We have introduced a range of contingency measures, such as the provision of military personnel, who are available to assist with the driving of ambulances, and community first responders, who can help before ambulances arrive on the scene.
Will my right hon. Friend join me in thanking call handlers at the South Western Ambulance Service NHS Foundation Trust—and the public—for halving the number of 999 calls to the trust over the last month, and reducing average call answering times by 95%, to just three seconds? Will he also join me in expressing dismay at the approach taken by the Leader of the Opposition during the most recent session of Prime Minister’s Question Time in seeking to sow fear in the hearts of my constituents and others for his own narrow political gain?
I am happy to join my hon. Friend in paying tribute to the work of call handlers at the South Western Ambulance Service, and to the staff there as a whole.

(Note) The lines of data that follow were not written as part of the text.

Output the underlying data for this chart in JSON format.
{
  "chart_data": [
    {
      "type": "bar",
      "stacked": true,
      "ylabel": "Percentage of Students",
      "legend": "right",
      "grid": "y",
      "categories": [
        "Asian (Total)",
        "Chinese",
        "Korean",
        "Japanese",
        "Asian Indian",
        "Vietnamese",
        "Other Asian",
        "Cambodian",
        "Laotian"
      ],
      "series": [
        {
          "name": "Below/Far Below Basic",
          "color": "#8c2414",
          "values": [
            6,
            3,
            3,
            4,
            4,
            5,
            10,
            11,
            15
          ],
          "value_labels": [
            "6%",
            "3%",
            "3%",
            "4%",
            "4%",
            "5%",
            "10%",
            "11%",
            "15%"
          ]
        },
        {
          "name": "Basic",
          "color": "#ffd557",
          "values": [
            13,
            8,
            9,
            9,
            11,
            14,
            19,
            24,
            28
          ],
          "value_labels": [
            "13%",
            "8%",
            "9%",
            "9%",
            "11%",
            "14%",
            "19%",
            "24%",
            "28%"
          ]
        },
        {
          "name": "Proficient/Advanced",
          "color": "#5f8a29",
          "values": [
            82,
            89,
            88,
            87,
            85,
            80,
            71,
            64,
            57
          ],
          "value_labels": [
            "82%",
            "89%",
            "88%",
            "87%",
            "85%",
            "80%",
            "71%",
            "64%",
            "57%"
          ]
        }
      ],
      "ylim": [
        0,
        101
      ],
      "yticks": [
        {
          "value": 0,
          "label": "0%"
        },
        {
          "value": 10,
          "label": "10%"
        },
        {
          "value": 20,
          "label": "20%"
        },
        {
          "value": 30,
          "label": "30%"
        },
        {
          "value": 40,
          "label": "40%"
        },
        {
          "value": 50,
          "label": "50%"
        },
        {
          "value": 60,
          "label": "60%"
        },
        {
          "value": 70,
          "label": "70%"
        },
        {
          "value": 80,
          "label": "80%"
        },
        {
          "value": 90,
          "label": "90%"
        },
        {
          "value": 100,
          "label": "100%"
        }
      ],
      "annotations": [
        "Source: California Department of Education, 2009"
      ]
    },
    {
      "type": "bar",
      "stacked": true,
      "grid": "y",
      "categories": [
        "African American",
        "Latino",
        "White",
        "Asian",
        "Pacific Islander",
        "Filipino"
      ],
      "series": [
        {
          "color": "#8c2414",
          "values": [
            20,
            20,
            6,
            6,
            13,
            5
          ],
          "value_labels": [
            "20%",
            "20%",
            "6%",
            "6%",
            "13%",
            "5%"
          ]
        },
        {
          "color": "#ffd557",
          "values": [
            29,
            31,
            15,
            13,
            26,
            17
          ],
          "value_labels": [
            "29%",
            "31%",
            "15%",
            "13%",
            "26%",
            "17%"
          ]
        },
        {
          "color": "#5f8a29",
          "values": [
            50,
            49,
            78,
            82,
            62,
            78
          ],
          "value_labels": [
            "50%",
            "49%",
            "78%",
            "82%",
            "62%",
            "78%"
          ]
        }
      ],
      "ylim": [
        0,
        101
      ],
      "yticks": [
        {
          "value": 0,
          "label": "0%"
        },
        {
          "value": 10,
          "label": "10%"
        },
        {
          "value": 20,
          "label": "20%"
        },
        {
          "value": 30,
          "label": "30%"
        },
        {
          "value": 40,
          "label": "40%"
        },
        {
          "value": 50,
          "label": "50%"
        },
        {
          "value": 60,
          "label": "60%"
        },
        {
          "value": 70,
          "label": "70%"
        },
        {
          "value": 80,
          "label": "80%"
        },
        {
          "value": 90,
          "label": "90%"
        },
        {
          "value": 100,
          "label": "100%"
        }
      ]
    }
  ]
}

He is right to draw attention to the improved performance that we have seen in recent weeks, and also right to point out that all parts of the United Kingdom have faced considerable challenges, particularly over the Christmas period when we saw a significant spike in flu levels.
We have just heard in the Health and Social Care Committee that on strike days there was a drop in service demand, but also value added by the increased clinical support, resulting in better and more cost-effective decisions. Why does that happen on strike days rather than on every single day of the year?
We are taking a number of steps to improve performance, and not just on strike days—but I thought the hon. Lady was going to refer to the comment that she made about those on her own Front Bench, when she said:
“I think what our health team need to do is really spend more time in that environment with clinicians to really understand what drives them.”
We on this side of the House are spending a significant amount of time with clinicians, and it is important that those on the hon. Lady’s Front Bench do so as well.